Paul White is recognized with the Centennial Award, created to recognize those who contributed to Indiana high school basketball at least 100 years ago, which includes induction. White was a 1920 graduate of Franklin High School, where he was a starter for their state championship team his senior year, the first of three consecutive state titles for the “Wonder Five.” White scored 10 points in the 1920 state championship win, nearly as many as Lafayette’s team total of 13 points. Named the captain of the 1920 high school all-state team, he was a four-year Indiana college all-state team selection at DePauw University, where he was team captain and called “the most versatile man in the state” in 1924 by the Indianapolis News. He played professionally for one season with the Fort Wayne Hoosiers and coached 14 seasons at Fairmount and New Haven high schools. He died in 1952.

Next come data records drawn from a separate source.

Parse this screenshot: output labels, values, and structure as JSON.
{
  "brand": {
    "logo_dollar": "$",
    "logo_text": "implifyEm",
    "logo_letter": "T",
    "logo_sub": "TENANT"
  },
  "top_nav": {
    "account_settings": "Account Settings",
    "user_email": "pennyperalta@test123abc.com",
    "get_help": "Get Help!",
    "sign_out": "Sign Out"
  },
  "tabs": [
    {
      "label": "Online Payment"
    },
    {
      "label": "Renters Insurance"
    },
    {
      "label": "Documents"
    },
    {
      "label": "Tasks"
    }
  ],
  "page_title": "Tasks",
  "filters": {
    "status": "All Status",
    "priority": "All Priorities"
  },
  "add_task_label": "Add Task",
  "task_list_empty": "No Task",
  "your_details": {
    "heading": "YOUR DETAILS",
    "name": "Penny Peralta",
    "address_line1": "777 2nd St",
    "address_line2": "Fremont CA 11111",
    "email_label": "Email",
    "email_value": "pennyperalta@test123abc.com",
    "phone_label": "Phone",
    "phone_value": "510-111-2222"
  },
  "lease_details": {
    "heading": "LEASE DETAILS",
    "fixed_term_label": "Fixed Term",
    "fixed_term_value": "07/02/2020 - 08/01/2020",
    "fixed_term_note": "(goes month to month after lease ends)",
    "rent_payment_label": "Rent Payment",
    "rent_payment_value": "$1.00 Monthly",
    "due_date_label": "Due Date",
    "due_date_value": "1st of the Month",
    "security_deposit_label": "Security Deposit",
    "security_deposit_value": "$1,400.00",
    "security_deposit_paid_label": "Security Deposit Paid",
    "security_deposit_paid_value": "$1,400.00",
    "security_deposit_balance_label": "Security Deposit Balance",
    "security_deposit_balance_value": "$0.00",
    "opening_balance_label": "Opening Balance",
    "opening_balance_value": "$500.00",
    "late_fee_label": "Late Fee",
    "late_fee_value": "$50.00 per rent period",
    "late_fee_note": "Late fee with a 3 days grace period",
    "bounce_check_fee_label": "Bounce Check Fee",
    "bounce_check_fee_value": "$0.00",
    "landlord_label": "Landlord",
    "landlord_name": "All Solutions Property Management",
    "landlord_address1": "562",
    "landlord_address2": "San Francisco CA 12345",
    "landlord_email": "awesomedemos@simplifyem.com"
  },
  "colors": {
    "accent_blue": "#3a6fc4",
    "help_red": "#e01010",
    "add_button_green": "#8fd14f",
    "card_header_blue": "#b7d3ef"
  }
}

The recipient of this year’s Indiana Pacers Silver Medal award, which includes Hall of Fame induction, is former Grace College head coach Jim Kessler. The head men’s basketball coach at Grace for 42 years, his teams won 788 games, making him the 28th winningest men’s college basketball coach in America. His teams had eighteen 20-win seasons, three 30-win seasons, won ten conference championships, made nine NAIA National Tournament appearances, won the 1992 NAIA Division II National Championship and four times finished as NCCAA National runners-up. Kessler was named the 1992 NAIA National Coach of the Year, 1983 and 1992 NCCAA National Coach of the Year and received numerous Conference Coach of the Year honors. He is an inductee of the NAIA Hall of Fame, NCCAA Hall of Fame and an inaugural inductee in the Grace College Athletic Hall of Fame. He has served as a court coach for USA Basketball, hosted a coaches clinic at the NCAA Final Four, led Grace on international missions trips to at least eight countries and has directed over 20,000 campers at the annual Lancer Basketball Camp. He is a 1966 graduate of Northwest H.S. in Hughesville, Missouri. He resides in Winona Lake, Indiana.

The Indiana Basketball Hall of Fame’s 59th Annual Men’s Awards Banquet will be held on Wednesday, March 25, 2020. The day’s events will include a reception at the Indiana Basketball Hall of Fame museum in New Castle that afternoon with a banquet that evening at the Primo Banquet Hall in Indianapolis.